In Tunisia, dunque, Ben Alì si presentava all’Occidente come il protettore dei valori laici contro la minaccia islamista, terrorista, salafita.

 

Frattanto, però, gli eventi a cavallo tra il primo e il secondo millennio, il cui apice si toccò l’11 settembre del 2001, avevano indotto i think tank americani, fin dal 2002, a riscrivere la retorica politica occidentale sull’islam prospettando, come soluzione all’estremismo islamico, la costruzione di uno spazio legittimato in cui l’islam politico si delineasse come alternativa, dal maggiore consenso popolare, ai governi autocrati [16]. D’altronde questo tipo di strategia non era nuovo: anche gli inglesi, intorno agli anni Trenta del secolo scorso avevano favorito al-Iḫwān al-Muslimūn in Egitto per creare fratture sociali che giustificassero l’intervento coercitivo della potenza coloniale nel paese all’interno della società. La stessa cosa era successa, in anni più recenti, anche in Palestina, che era stata una delle terre più laiche del medio Oriente fino a quando, nel 1987, non si è infiltrata Hamas, con la sua azione terroristica, la cui costituzione fu sostenuta economicamente proprio dal Mossad allo scopo di creare tensioni interne al fronte per la liberazione palestinese con gravi ripercussioni sull’opinione pubblica mondiale, anche grazie alla stampa mainstream [17]. I think tank americani, dunque, avevano agito secondo la stessa tecnica: stretta l’alleanza con nuovo soggetto politico, il modo migliore per legittimarne la presenza era quello di renderlo promotore di istanze che gli assicurassero un riconoscimento popolare, cosa resa possibile anche grazie ai grandi finanziamenti che i movimenti islamici in nord Africa ricevevano.

La forza acquisita da Ennadha ovviamente era spendibile sul piano della contrattazione dell’organizzazione dell’assemblea costituente su cui non si trovava un accordo. Secondo alcuni, sarebbe dovuta rimanere attiva per un anno ma, secondo Ennadha, avrebbe dovuto rimanere in carica per tutto il tempo necessario alla redazione della costituzione [18]. La propaganda [19] di Ennadha è stata talmente capillare da destrutturare molte delle resistenze: il partito si proponeva come il martire del regime; come l’unica forza che poteva rivendicare la totale estraneità alla dittatura di Ben Alì, al contrario della sinistra che, proprio contro Ennadha, aveva trovato con lui un punto di convergenza; come forza capace, grazie alle ingenti risorse a disposizione, di attivare un importante ammortizzatore sociale secondo canali di prossimità simili a quelli di tipo familistico o di vicinato.
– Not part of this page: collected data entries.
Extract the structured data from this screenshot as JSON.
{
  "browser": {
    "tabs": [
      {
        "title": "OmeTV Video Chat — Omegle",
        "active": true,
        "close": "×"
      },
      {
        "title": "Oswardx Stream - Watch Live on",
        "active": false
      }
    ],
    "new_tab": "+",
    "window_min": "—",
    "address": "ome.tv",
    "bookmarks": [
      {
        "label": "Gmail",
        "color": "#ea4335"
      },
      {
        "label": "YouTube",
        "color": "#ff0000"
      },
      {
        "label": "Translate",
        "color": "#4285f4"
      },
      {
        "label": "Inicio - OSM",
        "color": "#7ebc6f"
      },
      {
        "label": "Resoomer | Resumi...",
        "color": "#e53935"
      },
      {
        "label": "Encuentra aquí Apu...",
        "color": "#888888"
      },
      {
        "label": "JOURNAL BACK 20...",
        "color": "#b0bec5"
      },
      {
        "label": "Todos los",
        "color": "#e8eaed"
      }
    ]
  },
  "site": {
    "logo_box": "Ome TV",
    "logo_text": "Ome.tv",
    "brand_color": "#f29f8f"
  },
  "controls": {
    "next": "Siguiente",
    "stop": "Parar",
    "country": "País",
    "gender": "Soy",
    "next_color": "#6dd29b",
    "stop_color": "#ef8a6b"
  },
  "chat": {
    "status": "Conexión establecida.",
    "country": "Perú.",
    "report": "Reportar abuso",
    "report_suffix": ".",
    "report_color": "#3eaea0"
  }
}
Feste di matrimonio, feste di circoncisioni, cibi per il ramadan: gli islamisti di Ennadha sovvenzionavano, ai più indigenti, moltissime celebrazioni rituali [20]; in più assicuravano che, una volta al governo, avrebbero avuto risorse sufficienti a creare cinquecentomila nuovi posti di lavoro [21].

 

Ennadha, inoltre, aveva lasciato grande libertà di movimento ai Salafiti che in Tunisia non erano numerosi ma molto attivi: presentandosi come i paladini della lotta alla corruzione (anche morale), si sono scagliati anche contro molte delle istallazioni artistiche e delle produzioni cinematografiche che, in gran numero, sono state realizzate dopo il regime, ma rispetto alle quali una gran parte del pubblico, poco avvezza, non riusciva a comprenderne il senso.

 

Pur tuttavia, l’eccessiva velocità del processo di islamizzazione e le pressioni dei salafiti hanno portato, nei mesi successivi, la società civile ad allentare le aspettative su Ennadha [22]. In questo clima si sono svolte le elezioni del 23 ottobre 2011, atte a stabilire i 217 rappresentanti dei partiti che avrebbero dovuto formare l’assemblea costituente. Oltre a Ennadha, che ottenne 90 seggi, corsero anche il movimento al-ʿArīḍa al-shaʿbiyya li-l-ḥurriyyawa l-ʿadālawa al-tanmiyain (“Petizione popolare per la libertà, la giustizia, e lo sviluppo”) [23], il Cpr (acronimo del francese Congrès pour la République, in arabo al-Muʾtamarminajl al-Jumhūriyya) [24], Ettakatol (acronimo di al-Takattul al-Dīmuqrāṭīminajl al-ʿAmalwa l-Ḥurriyyāt, “Forum democratico per il lavoro e la libertà”) [25], Pdp (acronimo di Parti démocrate progressiste, in arabo al-Ḥizb al-Dīmuqrāṭī al-Taqaddumī) [26], Pdm (Pôle démocratique moderniste) o Al Qtb (acronimo di al-Quṭb al-dīmuqrāṭī al-ḥidāthī) [27], Pcot (Parti communiste desouvriers de Tunisie, in arabo Ḥizb al-‘Ummālash-Shuyū‘īat-Tūnisī) [28], infine una pletora di piccoli partiti e di liste indipendenti, in tutto quasi 1600 liste che hanno disperso un numero incredibile di voti (circa un milione e mezzo su tre milioni di persone che sono andante al voto [29]). L’elemento comune a tutti questi partiti, ma anche il più rilevante, è che la loro pregnanza ruota attorno al carisma del leader più che all’agenda politica, evidenziando la difficoltà a superare le categorie politiche dominanti.

 

Un altro importante dato da tenere in considerazione riguarda il fatto che molti di questi leader appartengono alla classe capitalistica transnazionale e rientrano, dunque, nelle logiche della politica quale portavoce delle ideologie neoliberiste e neocapitaliste.

 

Legata a questa considerazione vi è l’età media delle persone coinvolte nella riorganizzazione politica del paese: sebbene in piazza ci fosse stata una grande concentrazione di giovani, al punto che il discorso pubblico sulla loro presenza era stato centrale nell’idea di ricostruzione, nell’attuale compagine politica l’età media è molto alta, come se questi giovani non fossero riusciti a trovare uno spazio di espressione nella fase successiva, evidenziabile anche la scarsa partecipazione al voto.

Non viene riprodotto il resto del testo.